Tak berhenti di situ, kini tengah dikaji penyelenggaraan Lomba Asap Rokok Pelajar Tingkat Provinsi, dengan hadiah utama: Gubernur CUP dan beasiswa ke “Akademi Tembakau Nasional”.
Kategori lomba yang sedang disusun meliputi:
- Asap Terindah: Bentuk asap paling estetik, dinilai oleh juri dari industri kreatif dan tembakau.
- Teknik Hisap Terbaik: Kecepatan dan gaya menghisap rokok dengan elegansi maksimal.
- Karya Tulis Patriotik: Esai bertema “Rokokku, Bangsaku, Cukaiku”.
PASTI Indonesia menyarankan agar kurikulum nasional segera direvisi:
- Biologi: Mengenal paru-paru dan cara mengabaikannya.

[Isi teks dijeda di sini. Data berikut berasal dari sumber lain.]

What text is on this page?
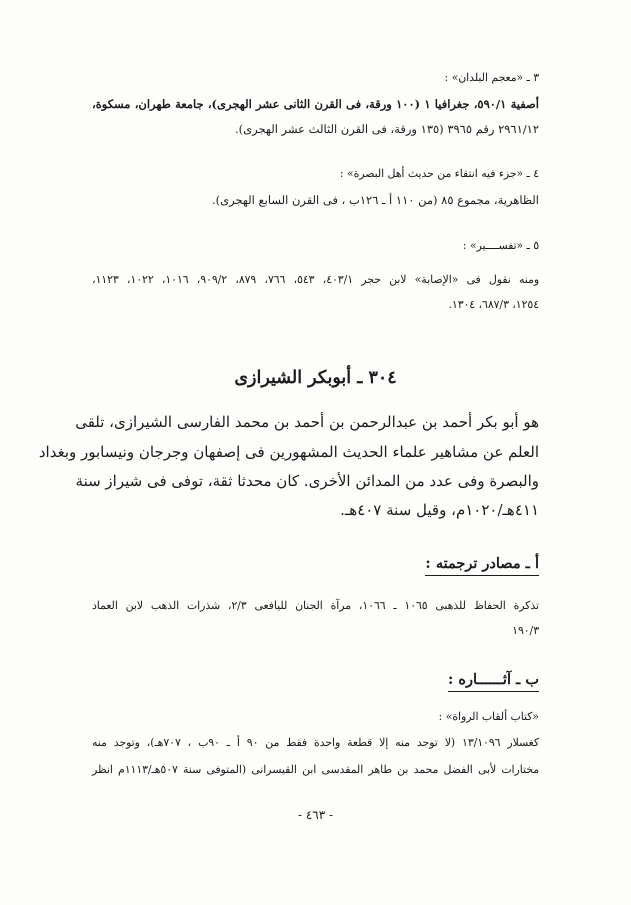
٣ ـ «معجم البلدان» :
أصفية ٥٩٠/١، جغرافيا ١ (١٠٠ ورقة، فى القرن الثانى عشر الهجرى)، جامعة طهران، مسكوة،
٢٩٦١/١٢ رقم ٣٩٦٥ (١٣٥ ورقة، فى القرن الثالث عشر الهجرى).
٤ ـ «جزء فيه انتقاء من حديث أهل البصرة» :
الظاهرية، مجموع ٨٥ (من ١١٠ أ ـ ١٢٦ب ، فى القرن السابع الهجرى).
٥ ـ «تفســــير» :
ومنه نقول فى «الإصابة» لابن حجر ٤٠٣/١، ٥٤٣، ٧٦٦، ٨٧٩، ٩٠٩/٢، ١٠١٦، ١٠٢٢، ١١٢٣،
١٢٥٤، ٦٨٧/٣، ١٣٠٤.
٣٠٤ ـ أبوبكر الشيرازى
هو أبو بكر أحمد بن عبدالرحمن بن أحمد بن محمد الفارسى الشيرازى، تلقى
العلم عن مشاهير علماء الحديث المشهورين فى إصفهان وجرجان ونيسابور وبغداد
والبصرة وفى عدد من المدائن الأخرى. كان محدثا ثقة، توفى فى شيراز سنة
٤١١هـ/١٠٢٠م، وقيل سنة ٤٠٧هـ.
أ ـ مصادر ترجمته :
تذكرة الحفاظ للذهبى ١٠٦٥ ـ ١٠٦٦، مرآة الجنان لليافعى ٢/٣، شذرات الذهب لابن العماد
١٩٠/٣
ب ـ آثــــــاره :
«كتاب ألقاب الرواة» :
كغسلار ١٣/١٠٩٦ (لا توجد منه إلا قطعة واحدة فقط من ٩٠ أ ـ ٩٠ب ، ٧٠٧هـ)، وتوجد منه
مختارات لأبى الفضل محمد بن طاهر المقدسى ابن القيسرانى (المتوفى سنة ٥٠٧هـ/١١١٣م انظر
- ٤٦٣ -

- Ekonomi: Studi kasus sukses industri rokok dalam menopang APBN.
- Kewarganegaraan: Merokok sebagai bentuk bela negara.
Kami juga mengusulkan agar asbak pintar dipasang di setiap kelas, dilengkapi sensor asap dan pujian otomatis: “Terima kasih telah berkontribusi pada negara.” Serta seragam sekolah disponsori langsung oleh produsen rokok lokal. Karena masa depan bangsa terletak di antara dua jari dan sebatang rokok.
Terima Kasih Khusus
PASTI Indonesia menyampaikan apresiasi setinggi-tingginya kepada Gubernur Andra Soni, kader Gerindra yang telah menunjukkan komitmen luar biasa dalam menyukseskan program ekonomi Presiden Prabowo Subianto, Ketua Umum Gerindra. Dukungan terhadap industri rokok sebagai pilar pemasukan negara adalah bukti nyata bahwa pendidikan dan ekonomi kini bisa bersatu dalam satu kepulan asap.
Kami percaya bahwa di bawah kepemimpinan yang visioner ini, generasi muda akan tumbuh sehat secara fiskal, meski mungkin tidak secara medis.